Active and passive countermeasures were deployed. Since there is no sign out front, there’s nothing that would indicate a business or that could be interpreted as an invitation. But people see what they want to see, never mind the evidence. In their minds, it’s a commercial property, perhaps a restaurant, real-estate office, or B&B, even if there’s absolutely no evidence to support such a conclusion.

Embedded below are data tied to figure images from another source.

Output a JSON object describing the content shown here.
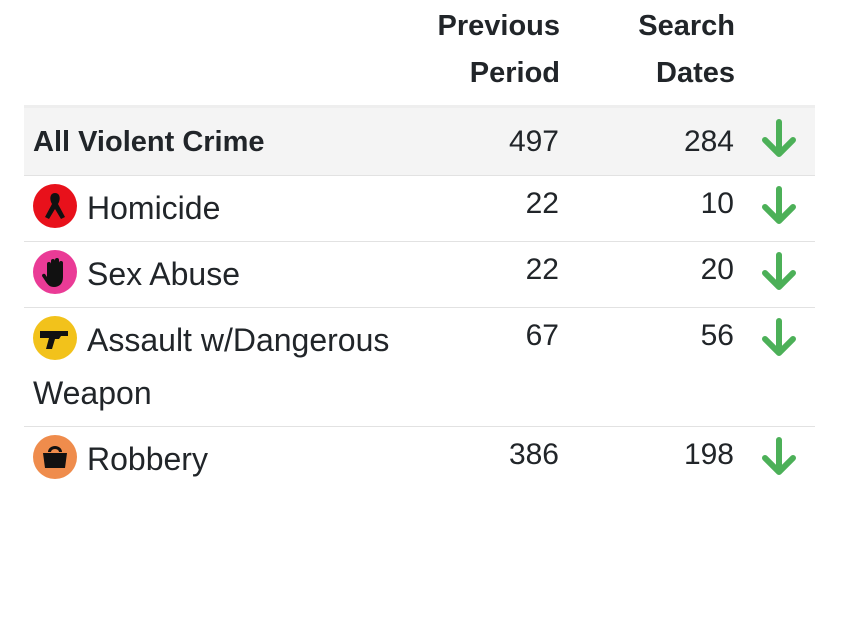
{
  "table": {
    "columns": [
      "Previous Period",
      "Search Dates"
    ],
    "rows": [
      {
        "label": "All Violent Crime",
        "previous": 497,
        "search": 284
      },
      {
        "label": "Homicide",
        "previous": 22,
        "search": 10
      },
      {
        "label": "Sex Abuse",
        "previous": 22,
        "search": 20
      },
      {
        "label": "Assault w/Dangerous Weapon",
        "previous": 67,
        "search": 56
      },
      {
        "label": "Robbery",
        "previous": 386,
        "search": 198
      }
    ]
  }
}
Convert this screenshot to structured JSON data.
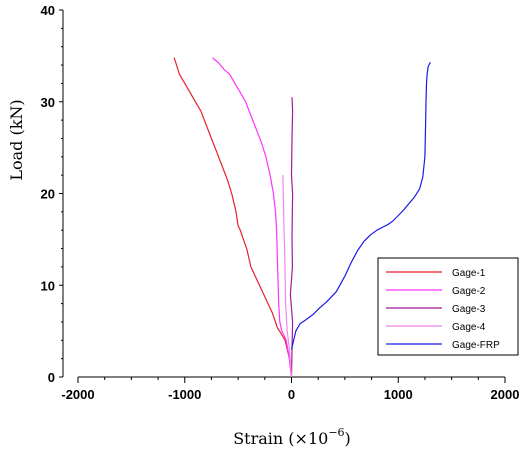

So I got more aggressive. A discreet sign near the door now says “private residence.” It doesn’t work. Someone rang the doorbell repeatedly and got annoyed when I didn’t answer promptly enough. When I explained that this was not the shop she was looking for (whatever that might be), she only got more irritated. “Well, why don’t you post a sign?” she demanded. “I did,” I replied. “You just walked past it. And do you have a sign in your yard that says, ‘my house’?” Her mistake was clearly my fault. Meanwhile, people still show up with suitcases. Short of iron spikes, boiling oil, or a moat monster, I don’t see any way to prevent all the accidental tourists and their misguided quests to find… something. I should charge admission.

The fault is not in our stars, or our signs, but ourselves. We respond to symbols, not words. You’d likely stop at any intersection that had a red octagonal sign, regardless of whether that sign said STOP or POTS. (Note that stop signs generally say STOP, even in non-English-speaking countries.) It’s the color and placement that we recognize, not the words. Most computer users can still type on a QWERTY keyboard long after the lettering has worn off, or even if it’s been subtly rearranged. We feel for the keys; we don’t read them. Mac users switching to Windows unconsciously reach for the top of the screen for menus, instead of the bottom. Our brains are wired to remember placement and location and gestalt. We navigate on autopilot, even in unfamiliar surroundings. So adding signs and directions merely clutters an already formed (if inaccurate) picture of the world. “Don’t bother me with facts,” your mind is saying. “I know what I’m doing here.”

Which makes it tough to teach people how to use your product. Before they even unwrap it, they’ve formed any number of ideas about how it works, what it does, and how to use it. We’ve got no clue what sort of preconceived notions they have in their heads, but we have to deal with the preconceptions nonetheless. Training new users is often more about unlearning and not just learning.

Does that make your users stupid? Well… could be. Nobody’s saying that your customers aren’t idiots. But we can assume that they’re probably not much different from ourselves, and that means they need to be taught about your new product as it relates to some other, existing product. As psychologist Chip Heath points out, it’s a lot easier to describe a pomelo as “basically a super-sized grapefruit” than it is to laboriously describe its every detail as if you’d never seen a citrus fruit before. One way is accurate; the other works.

So what’s your pomelo? And how does it relate to the user’s grapefruit? Handing them a horticultural gazetteer won’t get the job done. They’ll just toss it. It may be accurate, but it’s also ineffective. Your customers won’t RTFM. So STFU and show them something they can use.